Translating preclinical data to clinical outcomes is a critical challenge in drug development. Phase I and II studies have demonstrated that SSGJ-707 shows anti-tumor activity both as monotherapy and in combination with chemotherapy in several cancers, including NSCLC and metastatic colorectal cancer.

Based on this, Pfizer believes SSGJ-707 has the potential to become a foundational immunotherapy across multiple indications. “The novel mechanism is exciting, but it’s the supporting data that create real value,” Legos emphasized.

Of note, interim data from a Phase II study (presented at this year’s ASCO) evaluated SSGJ-707 as first-line treatment for advanced NSCLC. The 10 mg/kg dose group demonstrated promising efficacy, with an objective response rate (ORR) approaching 65%, showing signs of deep and durable responses. Over time, response curves continued to deepen and were maintained.

At the 10 mg/kg dose, safety was manageable: the most common treatment-related adverse events (TRAE) occurred in about 30% of patients, grade 3 or higher TRAEs in about 23.5%, and treatment-related serious adverse events (SAEs) in about 20%. TRAEs leading to discontinuation were rare, with no treatment-related deaths.

Subgroup analysis showed broad benefit across groups.
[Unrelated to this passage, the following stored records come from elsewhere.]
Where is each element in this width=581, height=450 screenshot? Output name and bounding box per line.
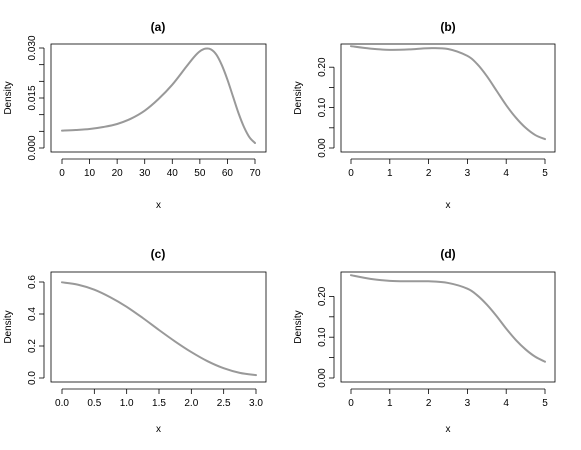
panel-d: (d) 0 1 2 3 4 5 x 0.00 0.10 0.20 Density	[293, 247, 556, 435]
x-axis-label: x	[156, 424, 161, 435]
x-tick-label: 1	[387, 168, 393, 179]
density-curve	[350, 274, 546, 363]
y-tick-label: 0.4	[27, 307, 38, 321]
x-tick-label: 3	[465, 398, 471, 409]
panel-title: (b)	[440, 20, 455, 34]
y-tick-label: 0.000	[27, 135, 38, 160]
x-tick-label: 0.5	[87, 398, 101, 409]
x-tick-label: 60	[222, 168, 234, 179]
x-axis-label: x	[156, 200, 161, 211]
y-tick-label: 0.10	[317, 327, 328, 347]
x-axis-label: x	[446, 424, 451, 435]
x-tick-label: 50	[194, 168, 206, 179]
x-tick-label: 3.0	[249, 398, 263, 409]
x-tick-label: 2.5	[217, 398, 231, 409]
y-tick-label: 0.2	[27, 339, 38, 353]
plot-frame	[340, 271, 556, 383]
x-tick-label: 0	[348, 168, 354, 179]
x-tick-label: 1.0	[120, 398, 134, 409]
y-tick-label: 0.0	[27, 371, 38, 385]
x-tick-label: 1	[387, 398, 393, 409]
y-axis-label: Density	[293, 310, 304, 343]
panel-title: (c)	[151, 247, 166, 261]
panel-c: (c) 0.0 0.5 1.0 1.5 2.0 2.5 3.0 x 0.0 0.2 0.4 0.6 Den…	[3, 247, 267, 435]
y-tick-label: 0.00	[317, 138, 328, 158]
panel-a: (a) 0 10 20 30 40 50 60 70 x 0.000 0.015 0.030 Densit…	[3, 20, 267, 211]
plot-frame	[50, 43, 267, 153]
y-axis-label: Density	[3, 81, 14, 114]
x-tick-label: 40	[167, 168, 179, 179]
y-tick-label: 0.20	[317, 286, 328, 306]
x-tick-label: 0	[59, 168, 65, 179]
x-tick-label: 30	[139, 168, 151, 179]
x-tick-label: 20	[112, 168, 124, 179]
y-tick-label: 0.015	[27, 85, 38, 110]
y-axis-label: Density	[293, 81, 304, 114]
panel-title: (d)	[440, 247, 455, 261]
x-tick-label: 5	[542, 168, 548, 179]
x-tick-label: 2	[426, 398, 432, 409]
panel-title: (a)	[151, 20, 166, 34]
x-tick-label: 2	[426, 168, 432, 179]
x-tick-label: 70	[249, 168, 261, 179]
y-tick-label: 0.10	[317, 97, 328, 117]
x-tick-label: 10	[84, 168, 96, 179]
x-axis-label: x	[446, 200, 451, 211]
panel-b: (b) 0 1 2 3 4 5 x 0.00 0.10 0.20 Density	[293, 20, 556, 211]
x-tick-label: 1.5	[152, 398, 166, 409]
x-tick-label: 0	[348, 398, 354, 409]
y-tick-label: 0.030	[27, 35, 38, 60]
x-tick-label: 0.0	[55, 398, 69, 409]
plot-frame	[340, 43, 556, 153]
x-tick-label: 5	[542, 398, 548, 409]
density-curve	[350, 45, 546, 141]
x-tick-label: 3	[465, 168, 471, 179]
x-tick-label: 4	[503, 168, 509, 179]
y-tick-label: 0.6	[27, 275, 38, 289]
density-curve	[61, 47, 256, 144]
y-axis-label: Density	[3, 310, 14, 343]
y-tick-label: 0.00	[317, 368, 328, 388]
x-tick-label: 4	[503, 398, 509, 409]
density-curve	[61, 281, 257, 377]
plot-frame	[50, 271, 267, 383]
y-tick-label: 0.20	[317, 57, 328, 77]
x-tick-label: 2.0	[184, 398, 198, 409]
At 10 mg/kg, ORR and disease control rate (DCR) were comparable across squamous vs. non-squamous histologies and among different PD-L1 expression levels (as measured by TPS score).

“These results are encouraging!” said Legos. “It’s often difficult for therapies to be effective in both squamous and non-squamous NSCLC, and patients with low PD-L1 expression usually have lower response rates. But SSGJ-707 showed similar efficacy to high PD-L1 expressers in this group.”
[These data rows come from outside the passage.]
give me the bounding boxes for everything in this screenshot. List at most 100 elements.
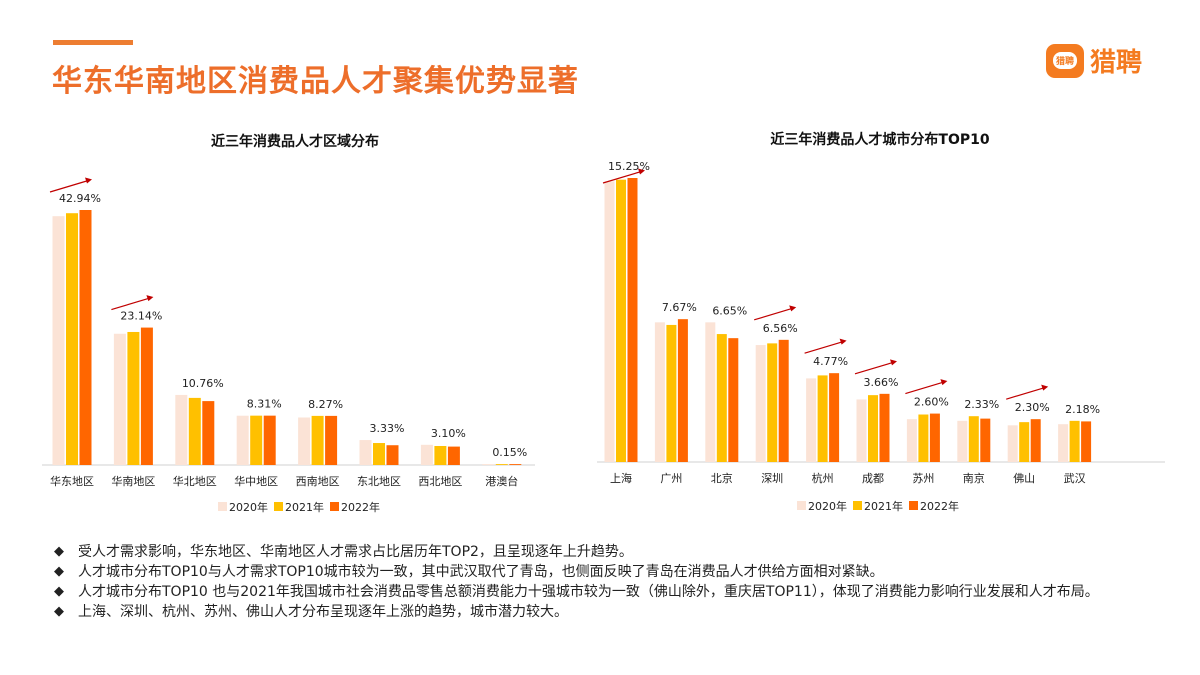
bar-2021年-东北地区 — [373, 443, 385, 465]
category-label: 东北地区 — [357, 475, 401, 488]
trend-arrow-icon — [905, 381, 946, 395]
bar-2022年-华中地区 — [263, 415, 276, 465]
data-label: 23.14% — [120, 310, 162, 323]
legend-swatch — [274, 502, 283, 511]
data-label: 8.31% — [247, 398, 282, 411]
data-label: 3.33% — [370, 422, 405, 435]
legend-label: 2021年 — [864, 499, 903, 513]
bar-2020年-深圳 — [755, 345, 766, 462]
data-label: 0.15% — [492, 446, 527, 459]
category-label: 佛山 — [1013, 472, 1035, 485]
bullet-list: ◆ 受人才需求影响，华东地区、华南地区人才需求占比居历年TOP2，且呈现逐年上升趋… — [52, 542, 1172, 622]
trend-arrowhead-icon — [146, 295, 154, 302]
category-label: 南京 — [963, 471, 985, 485]
category-label: 深圳 — [761, 472, 783, 485]
bar-2021年-成都 — [868, 395, 878, 462]
bar-2022年-南京 — [980, 418, 991, 462]
bar-2021年-华中地区 — [250, 415, 263, 465]
bar-2021年-苏州 — [918, 414, 929, 462]
bar-2020年-武汉 — [1058, 424, 1069, 462]
bar-2021年-广州 — [666, 324, 677, 462]
liepin-logo-icon: 猎聘 — [1046, 43, 1084, 78]
bar-2020年-苏州 — [906, 419, 917, 462]
legend-label: 2021年 — [285, 500, 324, 514]
trend-arrow-icon — [754, 307, 795, 321]
bar-2022年-武汉 — [1081, 421, 1092, 462]
trend-arrow-icon — [1006, 386, 1047, 400]
bar-2021年-华南地区 — [127, 331, 140, 465]
trend-arrow-icon — [602, 170, 644, 184]
data-label: 3.66% — [864, 376, 899, 389]
category-label: 港澳台 — [485, 474, 518, 488]
data-label: 6.65% — [712, 304, 747, 317]
bullet-item: ◆ 人才城市分布TOP10 也与2021年我国城市社会消费品零售总额消费能力十强城… — [54, 584, 1099, 600]
data-label: 2.60% — [914, 396, 949, 409]
trend-arrow-icon — [804, 340, 845, 354]
bar-2022年-苏州 — [929, 413, 940, 462]
category-label: 杭州 — [812, 471, 834, 485]
category-label: 华南地区 — [111, 474, 155, 488]
bar-2022年-港澳台 — [509, 464, 522, 465]
trend-arrowhead-icon — [940, 379, 948, 386]
bar-2021年-佛山 — [1019, 422, 1030, 462]
data-label: 2.18% — [1065, 403, 1100, 416]
legend-swatch — [330, 502, 339, 511]
diamond-bullet-icon: ◆ — [54, 544, 64, 559]
bar-2022年-东北地区 — [386, 445, 399, 465]
bar-2020年-北京 — [705, 322, 716, 462]
category-label: 苏州 — [912, 472, 934, 485]
category-label: 华北地区 — [173, 474, 217, 488]
bar-2020年-华北地区 — [175, 394, 188, 465]
diamond-bullet-icon: ◆ — [54, 604, 64, 619]
bar-2020年-佛山 — [1007, 425, 1018, 462]
trend-arrowhead-icon — [789, 305, 797, 312]
data-label: 7.67% — [662, 301, 697, 314]
trend-arrowhead-icon — [890, 359, 897, 366]
bar-2022年-华南地区 — [140, 327, 153, 465]
data-label: 2.33% — [964, 398, 999, 411]
liepin-logo: 猎聘 猎聘 — [1046, 42, 1142, 79]
category-label: 西南地区 — [296, 475, 340, 488]
bar-2020年-成都 — [856, 399, 867, 462]
logo-text: 猎聘 — [1090, 48, 1143, 78]
bar-2020年-杭州 — [806, 378, 817, 462]
trend-arrowhead-icon — [85, 177, 92, 184]
bar-2021年-华北地区 — [188, 397, 201, 465]
category-label: 华东地区 — [50, 474, 94, 488]
legend-label: 2022年 — [341, 500, 380, 514]
bar-2021年-杭州 — [817, 375, 828, 462]
bar-2022年-西南地区 — [325, 415, 338, 465]
bar-2020年-西南地区 — [298, 417, 311, 465]
region-distribution-chart: 近三年消费品人才区域分布 42.94% 华东地区 23.14% 华南地区 10.76% 华北… — [42, 133, 535, 514]
bar-2020年-港澳台 — [482, 464, 495, 465]
bar-2021年-深圳 — [767, 343, 778, 462]
chart-title: 近三年消费品人才区域分布 — [211, 133, 379, 150]
bar-2021年-北京 — [716, 334, 727, 462]
bar-2022年-华东地区 — [79, 210, 92, 465]
page-title: 华东华南地区消费品人才聚集优势显著 — [52, 64, 579, 99]
category-label: 上海 — [610, 471, 632, 485]
bar-2022年-佛山 — [1030, 419, 1041, 462]
bar-2022年-北京 — [728, 338, 739, 462]
category-label: 西北地区 — [418, 475, 462, 488]
title-accent-bar — [53, 40, 133, 45]
diamond-bullet-icon: ◆ — [54, 584, 64, 599]
bar-2021年-西南地区 — [311, 415, 324, 465]
bar-2020年-华中地区 — [236, 415, 249, 465]
bar-2021年-武汉 — [1069, 420, 1080, 462]
legend-swatch — [218, 502, 227, 511]
category-label: 北京 — [711, 471, 733, 485]
legend-swatch — [909, 501, 918, 510]
bar-2020年-东北地区 — [359, 440, 372, 465]
legend-label: 2022年 — [920, 499, 959, 513]
bullet-item: ◆ 人才城市分布TOP10与人才需求TOP10城市较为一致，其中武汉取代了青岛，也… — [54, 564, 884, 580]
trend-arrow-icon — [111, 297, 152, 311]
bar-2022年-西北地区 — [447, 446, 460, 465]
trend-arrowhead-icon — [638, 168, 645, 175]
trend-arrow-icon — [854, 361, 896, 375]
category-label: 华中地区 — [234, 474, 278, 488]
legend-label: 2020年 — [229, 500, 268, 514]
data-label: 8.27% — [308, 398, 343, 411]
trend-arrow-icon — [49, 179, 91, 193]
city-top10-chart: 近三年消费品人才城市分布TOP1015.25%上海7.67%广州6.65%北京6… — [597, 131, 1165, 513]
He also noted that focusing only on ORR may underestimate SSGJ-707’s clinical benefit—especially in NSCLC patients with cavitary lesions. These lesions may skew CT scan results, making tumor shrinkage appear less dramatic, even when actual anti-tumor activity is significant.

Addressing analyst concerns about the generalizability of Chinese patient data to Western populations, Legos responded that ORR is not viewed in isolation. Waterfall and swimmer plots demonstrate depth and durability of response, boosting confidence. Stable disease (SD) is also important in predicting longer-term outcomes like PFS and OS.

“We’ve already seen early evidence that this type of drug can translate from Chinese (or ex-US) patients to the U.S. and other global populations. As we move to the next phase of development, these studies will be global, multi-center, and pivotal in design.”

Pfizer’s immediate priority is to launch global Phase III trials for SSGJ-707 in NSCLC and other solid tumors. The company also plans to explore the drug’s potential in additional cancers and combinations with its pipeline therapies.

“Especially with ADCs, we’re generating evidence that combination with anti-PD-1 therapy may yield practice-changing outcomes,” Legos added. “All of this highlights the significant opportunity SSGJ-707 offers in strengthening Pfizer’s leadership in innovative cancer therapy.”